SAPIEN provides the tools to add self-awareness for optimization to systems that monitor their performance by building models of this performance, then suggesting new configurations likely to improve this performance, continually learning. SAPIEN combines fast, industrial-strength machine learning and optimization implementations.
SAPIEN’s model building component is a proprietary general-purpose decision tree implementation that combines the Hoeffding Trees (Domingos and Hulten) and Random Forests (Breiman) algorithms with Multi-Task Learning (Caruana) and Automatic Model Calibration, yielding a unique and powerful combination of speed, scalability, accuracy, and robustness.

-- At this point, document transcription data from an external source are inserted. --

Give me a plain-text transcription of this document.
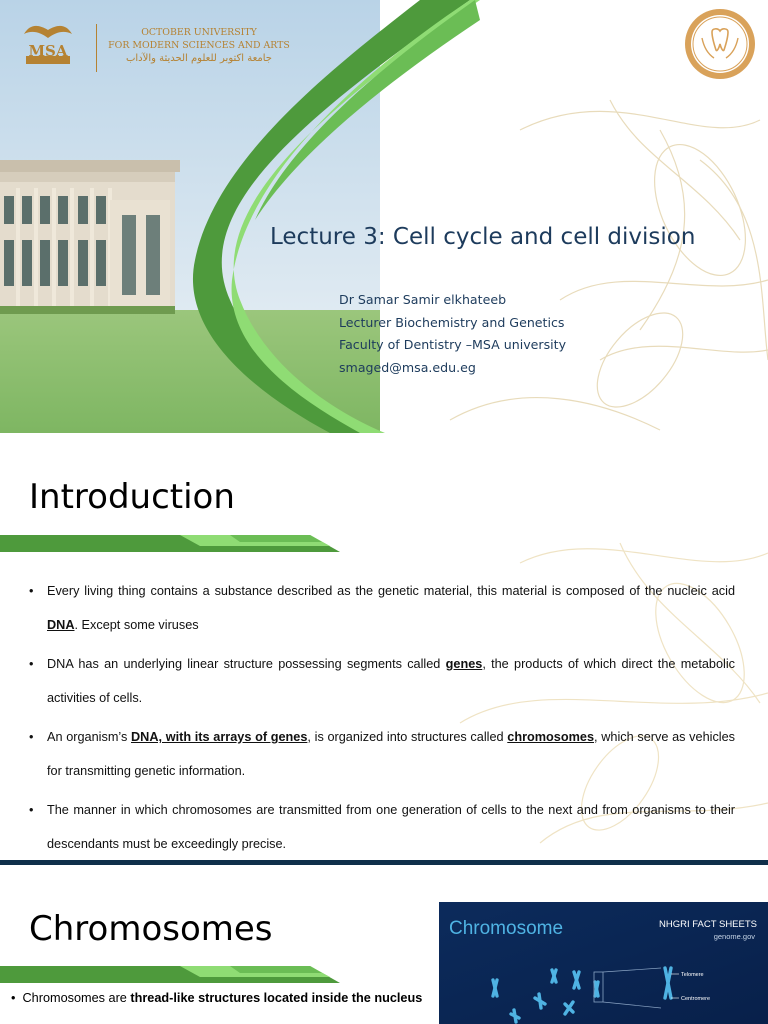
MSA
OCTOBER UNIVERSITY
FOR MODERN SCIENCES AND ARTS
جامعة اكتوبر للعلوم الحديثة والآداب
Lecture 3: Cell cycle and cell division
Dr Samar Samir elkhateeb
Lecturer Biochemistry and Genetics
Faculty of Dentistry –MSA university
smaged@msa.edu.eg
Introduction
• Every living thing contains a substance described as the genetic material, this material is composed of the nucleic acid DNA. Except some viruses
• DNA has an underlying linear structure possessing segments called genes, the products of which direct the metabolic activities of cells.
• An organism’s DNA, with its arrays of genes, is organized into structures called chromosomes, which serve as vehicles for transmitting genetic information.
• The manner in which chromosomes are transmitted from one generation of cells to the next and from organisms to their descendants must be exceedingly precise.
Chromosomes
•  Chromosomes are thread-like structures located inside the nucleus
Chromosome	NHGRI FACT SHEETS
genome.gov
Telomere
Centromere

SAPIEN’s optimization component is a proprietary model-driven implementation of Extremal Optimization (Boettcher) that supports arbitrary user-defined utility functions as well as hard and soft constraints.
The algorithms used provide a number of qualities desirable to system designers:
- Speed: All SAPIEN algorithms run in linear time and are written in highly optimized Java code for maximum performance
- Scalability: data streams with millions of rows and tens of thousands of columns are handled with ease without needing to fit in main memory
- Multi-task Learning and Optimization: SAPIEN can model and optimize multiple aspects of system performance simultaneously, even when those aspects are non-linearly correlated.
- Anytime Learning and Optimization: The model building and optimization algorithms can be stopped at anytime to produce best-so-far results
- Heterogeneous data support: floating point, integer, and string data can intermix freely with no normalization or preprocessing required.